28 July 2009

The end of an era in The United Kingdom

In the hoopla of American life and the aftermath of our GC09, I missed an historical event of monumental significance.

On 25 July Mr. Harry Patch died at the age of 111. He was the last living British soldier still living in the UK to have fought at Passchendaele where more than 70,000 British troops died.

When Mr Patch was born, on June 17, 1898, the Marquess of Salisbury was Prime Minister and Queen Victoria had two and a half years still to reign.

Kitchener was 11 weeks away from fighting the Battle of Omdurman and the outbreak of the Boer War lay 16 months into the future. H G Wells's latest work, The War of the Worlds, had just been published in book form following its successful serialisation in Pearson's Magazine.

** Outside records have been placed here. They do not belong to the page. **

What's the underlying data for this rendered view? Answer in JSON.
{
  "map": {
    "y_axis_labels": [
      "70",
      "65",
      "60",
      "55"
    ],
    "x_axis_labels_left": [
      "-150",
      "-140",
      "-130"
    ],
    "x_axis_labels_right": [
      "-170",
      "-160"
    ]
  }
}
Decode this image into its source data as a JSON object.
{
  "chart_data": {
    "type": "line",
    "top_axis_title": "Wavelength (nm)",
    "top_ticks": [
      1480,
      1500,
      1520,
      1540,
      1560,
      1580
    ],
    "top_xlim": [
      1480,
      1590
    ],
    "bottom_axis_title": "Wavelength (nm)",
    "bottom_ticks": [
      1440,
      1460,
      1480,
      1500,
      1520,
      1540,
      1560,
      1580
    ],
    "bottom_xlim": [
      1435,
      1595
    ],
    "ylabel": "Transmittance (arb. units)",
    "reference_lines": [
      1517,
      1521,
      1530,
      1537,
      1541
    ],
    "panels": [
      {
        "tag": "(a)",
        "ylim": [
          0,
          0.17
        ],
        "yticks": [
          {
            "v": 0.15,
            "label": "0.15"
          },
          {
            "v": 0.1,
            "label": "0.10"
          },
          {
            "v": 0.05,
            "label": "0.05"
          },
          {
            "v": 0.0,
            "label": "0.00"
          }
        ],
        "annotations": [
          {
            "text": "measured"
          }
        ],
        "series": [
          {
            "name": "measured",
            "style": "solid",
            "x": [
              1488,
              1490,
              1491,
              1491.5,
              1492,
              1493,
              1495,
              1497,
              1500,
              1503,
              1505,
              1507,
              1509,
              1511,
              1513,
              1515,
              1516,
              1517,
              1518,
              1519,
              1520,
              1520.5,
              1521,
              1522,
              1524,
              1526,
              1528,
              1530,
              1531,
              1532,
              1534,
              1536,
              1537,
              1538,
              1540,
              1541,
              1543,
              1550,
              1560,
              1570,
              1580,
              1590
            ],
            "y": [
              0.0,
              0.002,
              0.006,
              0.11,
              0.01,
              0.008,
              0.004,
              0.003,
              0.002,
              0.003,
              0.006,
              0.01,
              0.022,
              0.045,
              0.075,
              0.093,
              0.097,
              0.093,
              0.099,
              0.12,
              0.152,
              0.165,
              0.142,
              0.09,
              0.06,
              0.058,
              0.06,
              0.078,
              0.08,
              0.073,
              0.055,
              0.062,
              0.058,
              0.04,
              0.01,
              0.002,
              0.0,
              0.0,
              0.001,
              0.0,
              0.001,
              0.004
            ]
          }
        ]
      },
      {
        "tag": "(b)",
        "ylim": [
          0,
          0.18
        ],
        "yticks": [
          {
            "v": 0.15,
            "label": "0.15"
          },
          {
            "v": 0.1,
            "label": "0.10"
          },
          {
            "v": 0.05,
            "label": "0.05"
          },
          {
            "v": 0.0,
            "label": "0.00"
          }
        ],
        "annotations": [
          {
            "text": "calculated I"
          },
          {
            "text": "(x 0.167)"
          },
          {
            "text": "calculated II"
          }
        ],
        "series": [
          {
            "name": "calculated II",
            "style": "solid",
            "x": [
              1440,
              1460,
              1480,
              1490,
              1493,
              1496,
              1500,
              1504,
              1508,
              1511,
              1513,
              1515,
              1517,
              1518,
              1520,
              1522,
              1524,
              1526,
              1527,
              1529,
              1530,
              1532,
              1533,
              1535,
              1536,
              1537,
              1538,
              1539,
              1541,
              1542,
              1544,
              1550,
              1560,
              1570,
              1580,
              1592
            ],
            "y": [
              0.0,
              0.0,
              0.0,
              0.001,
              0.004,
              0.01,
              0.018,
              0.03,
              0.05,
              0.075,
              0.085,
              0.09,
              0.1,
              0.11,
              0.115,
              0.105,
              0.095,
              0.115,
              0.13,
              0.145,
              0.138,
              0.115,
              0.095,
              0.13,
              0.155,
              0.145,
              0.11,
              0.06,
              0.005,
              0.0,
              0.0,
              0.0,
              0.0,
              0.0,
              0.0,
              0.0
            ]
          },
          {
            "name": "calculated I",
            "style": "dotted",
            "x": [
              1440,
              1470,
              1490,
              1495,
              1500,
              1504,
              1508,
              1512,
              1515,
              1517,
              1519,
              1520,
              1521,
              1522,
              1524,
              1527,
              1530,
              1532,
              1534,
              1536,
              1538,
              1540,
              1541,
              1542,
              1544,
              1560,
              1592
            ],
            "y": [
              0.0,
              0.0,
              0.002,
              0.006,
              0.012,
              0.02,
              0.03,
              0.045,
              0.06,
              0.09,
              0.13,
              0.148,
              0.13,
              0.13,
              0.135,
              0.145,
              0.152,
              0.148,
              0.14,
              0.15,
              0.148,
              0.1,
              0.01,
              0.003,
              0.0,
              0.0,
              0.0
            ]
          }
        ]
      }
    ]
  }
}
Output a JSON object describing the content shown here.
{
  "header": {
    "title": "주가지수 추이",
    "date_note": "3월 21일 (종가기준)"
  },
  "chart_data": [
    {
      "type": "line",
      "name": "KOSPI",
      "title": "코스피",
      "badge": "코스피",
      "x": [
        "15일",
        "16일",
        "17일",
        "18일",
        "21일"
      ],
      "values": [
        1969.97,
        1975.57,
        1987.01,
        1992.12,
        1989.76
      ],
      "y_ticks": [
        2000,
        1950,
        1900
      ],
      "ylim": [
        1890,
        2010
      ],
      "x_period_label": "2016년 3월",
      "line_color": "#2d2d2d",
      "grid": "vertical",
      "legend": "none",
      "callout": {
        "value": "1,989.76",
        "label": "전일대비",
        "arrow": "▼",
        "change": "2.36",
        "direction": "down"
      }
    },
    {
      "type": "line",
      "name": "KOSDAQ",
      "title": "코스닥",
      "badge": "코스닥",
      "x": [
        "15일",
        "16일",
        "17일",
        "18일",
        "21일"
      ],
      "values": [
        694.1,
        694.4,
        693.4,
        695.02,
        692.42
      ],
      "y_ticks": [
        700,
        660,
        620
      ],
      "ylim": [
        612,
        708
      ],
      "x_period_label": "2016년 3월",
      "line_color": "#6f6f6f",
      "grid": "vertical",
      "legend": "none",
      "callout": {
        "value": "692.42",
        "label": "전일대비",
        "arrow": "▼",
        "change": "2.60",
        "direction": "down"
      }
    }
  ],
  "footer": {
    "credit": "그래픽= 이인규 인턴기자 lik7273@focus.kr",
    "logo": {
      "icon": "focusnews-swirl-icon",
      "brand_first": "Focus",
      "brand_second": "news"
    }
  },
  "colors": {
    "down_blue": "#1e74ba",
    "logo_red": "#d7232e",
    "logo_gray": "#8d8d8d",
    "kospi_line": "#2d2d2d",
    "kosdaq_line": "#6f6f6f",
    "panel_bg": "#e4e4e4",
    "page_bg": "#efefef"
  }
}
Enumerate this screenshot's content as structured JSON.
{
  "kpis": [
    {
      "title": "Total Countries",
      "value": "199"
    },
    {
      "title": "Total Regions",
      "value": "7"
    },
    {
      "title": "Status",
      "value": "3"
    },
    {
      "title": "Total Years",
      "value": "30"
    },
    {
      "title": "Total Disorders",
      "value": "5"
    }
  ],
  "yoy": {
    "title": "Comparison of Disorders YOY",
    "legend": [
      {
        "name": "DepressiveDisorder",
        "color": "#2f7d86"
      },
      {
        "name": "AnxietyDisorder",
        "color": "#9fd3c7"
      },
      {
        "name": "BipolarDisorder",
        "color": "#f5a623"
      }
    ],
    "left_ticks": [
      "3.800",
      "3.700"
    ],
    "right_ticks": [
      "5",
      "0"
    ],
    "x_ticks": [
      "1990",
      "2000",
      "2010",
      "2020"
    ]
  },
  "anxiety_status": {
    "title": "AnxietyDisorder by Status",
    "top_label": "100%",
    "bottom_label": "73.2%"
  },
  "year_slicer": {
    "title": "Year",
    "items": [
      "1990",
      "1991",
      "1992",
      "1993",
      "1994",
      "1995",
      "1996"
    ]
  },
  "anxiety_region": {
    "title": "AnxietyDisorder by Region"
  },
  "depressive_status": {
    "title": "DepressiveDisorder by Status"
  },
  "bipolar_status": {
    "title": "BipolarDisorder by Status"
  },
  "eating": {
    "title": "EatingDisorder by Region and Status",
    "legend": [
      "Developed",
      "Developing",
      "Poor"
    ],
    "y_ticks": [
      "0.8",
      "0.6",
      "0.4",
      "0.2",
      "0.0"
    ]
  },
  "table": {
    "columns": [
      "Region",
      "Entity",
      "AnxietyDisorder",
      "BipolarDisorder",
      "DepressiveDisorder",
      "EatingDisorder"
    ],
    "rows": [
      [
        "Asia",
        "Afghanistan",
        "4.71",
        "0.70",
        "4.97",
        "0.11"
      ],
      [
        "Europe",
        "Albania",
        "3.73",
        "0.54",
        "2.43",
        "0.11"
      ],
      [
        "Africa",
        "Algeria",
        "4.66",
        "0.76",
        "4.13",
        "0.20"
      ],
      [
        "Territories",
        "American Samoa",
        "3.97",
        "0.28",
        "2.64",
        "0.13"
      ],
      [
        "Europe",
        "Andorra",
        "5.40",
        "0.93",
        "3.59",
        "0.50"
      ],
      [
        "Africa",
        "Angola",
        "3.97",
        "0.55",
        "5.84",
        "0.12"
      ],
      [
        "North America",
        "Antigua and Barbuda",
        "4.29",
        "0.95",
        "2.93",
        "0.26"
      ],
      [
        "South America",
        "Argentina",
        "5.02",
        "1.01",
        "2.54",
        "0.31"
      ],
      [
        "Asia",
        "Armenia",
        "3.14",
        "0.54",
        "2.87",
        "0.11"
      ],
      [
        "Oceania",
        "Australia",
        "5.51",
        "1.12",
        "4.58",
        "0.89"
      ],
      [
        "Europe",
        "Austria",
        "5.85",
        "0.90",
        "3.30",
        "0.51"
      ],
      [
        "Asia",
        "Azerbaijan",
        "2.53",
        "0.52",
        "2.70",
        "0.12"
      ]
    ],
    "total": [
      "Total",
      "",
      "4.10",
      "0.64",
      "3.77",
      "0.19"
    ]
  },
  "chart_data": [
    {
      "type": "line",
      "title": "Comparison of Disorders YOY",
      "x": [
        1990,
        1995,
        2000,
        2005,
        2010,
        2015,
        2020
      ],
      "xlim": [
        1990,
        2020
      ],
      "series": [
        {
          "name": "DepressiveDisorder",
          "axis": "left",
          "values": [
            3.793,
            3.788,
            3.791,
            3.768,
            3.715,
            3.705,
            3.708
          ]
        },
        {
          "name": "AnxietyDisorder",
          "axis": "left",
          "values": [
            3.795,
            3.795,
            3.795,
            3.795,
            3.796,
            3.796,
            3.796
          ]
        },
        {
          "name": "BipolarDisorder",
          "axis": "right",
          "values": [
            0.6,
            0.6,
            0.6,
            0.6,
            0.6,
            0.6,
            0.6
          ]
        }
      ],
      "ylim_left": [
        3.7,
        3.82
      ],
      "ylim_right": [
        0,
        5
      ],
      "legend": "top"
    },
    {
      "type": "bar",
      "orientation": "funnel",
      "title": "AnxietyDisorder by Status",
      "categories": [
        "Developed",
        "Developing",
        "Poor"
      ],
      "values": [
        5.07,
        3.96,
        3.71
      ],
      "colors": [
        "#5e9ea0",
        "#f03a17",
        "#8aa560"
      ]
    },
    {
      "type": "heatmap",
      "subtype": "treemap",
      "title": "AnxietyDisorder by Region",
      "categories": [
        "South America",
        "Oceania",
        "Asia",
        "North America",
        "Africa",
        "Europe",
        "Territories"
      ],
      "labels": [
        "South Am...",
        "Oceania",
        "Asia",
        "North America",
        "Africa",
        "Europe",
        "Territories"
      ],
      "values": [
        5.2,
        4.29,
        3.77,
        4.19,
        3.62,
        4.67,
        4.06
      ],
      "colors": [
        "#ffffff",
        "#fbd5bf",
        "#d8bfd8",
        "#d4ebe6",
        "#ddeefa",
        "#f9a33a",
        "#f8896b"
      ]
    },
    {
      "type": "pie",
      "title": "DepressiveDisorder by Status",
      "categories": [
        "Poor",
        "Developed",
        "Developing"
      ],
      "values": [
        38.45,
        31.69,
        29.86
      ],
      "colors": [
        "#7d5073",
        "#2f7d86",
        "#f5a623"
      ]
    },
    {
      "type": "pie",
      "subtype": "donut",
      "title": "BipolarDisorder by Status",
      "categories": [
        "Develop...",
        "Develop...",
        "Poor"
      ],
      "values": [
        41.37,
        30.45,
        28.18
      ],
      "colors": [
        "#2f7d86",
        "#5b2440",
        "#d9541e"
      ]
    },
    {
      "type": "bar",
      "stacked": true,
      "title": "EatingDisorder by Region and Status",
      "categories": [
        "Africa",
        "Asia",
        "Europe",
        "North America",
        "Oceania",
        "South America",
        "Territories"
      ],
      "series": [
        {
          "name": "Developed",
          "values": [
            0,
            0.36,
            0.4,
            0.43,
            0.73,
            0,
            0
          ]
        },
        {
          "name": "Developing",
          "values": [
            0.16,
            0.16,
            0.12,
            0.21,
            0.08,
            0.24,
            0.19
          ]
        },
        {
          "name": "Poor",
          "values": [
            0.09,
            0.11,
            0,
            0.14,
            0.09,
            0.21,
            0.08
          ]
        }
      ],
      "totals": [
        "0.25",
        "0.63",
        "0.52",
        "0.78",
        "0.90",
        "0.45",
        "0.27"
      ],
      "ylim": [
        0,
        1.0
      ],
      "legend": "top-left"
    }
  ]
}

He grew up in Coombe Down, near Bath, left school at 15 and trained as a plumber. He was 16 when war broke out and reached 18 just as conscription was being introduced. He joined the Duke of Cornwall's Light Infantry.

He was removed from the frontline after a shell attack which killed his friends.

In March, Mr Patch received the insignia of the L├ęgion d'Honneur from the French Ambassador, Maurice Gourdault-Montagne, at his Somerset nursing home. Mr Allingham received the same honour the following week.

BBC has a tribute to Mr. Ptach here.

The sole remaining British born survivor of the Great War is now Claude Choules, 108, who lives in in Australia.

According to the BBC, America and Canada each have one living Great War soldier still living.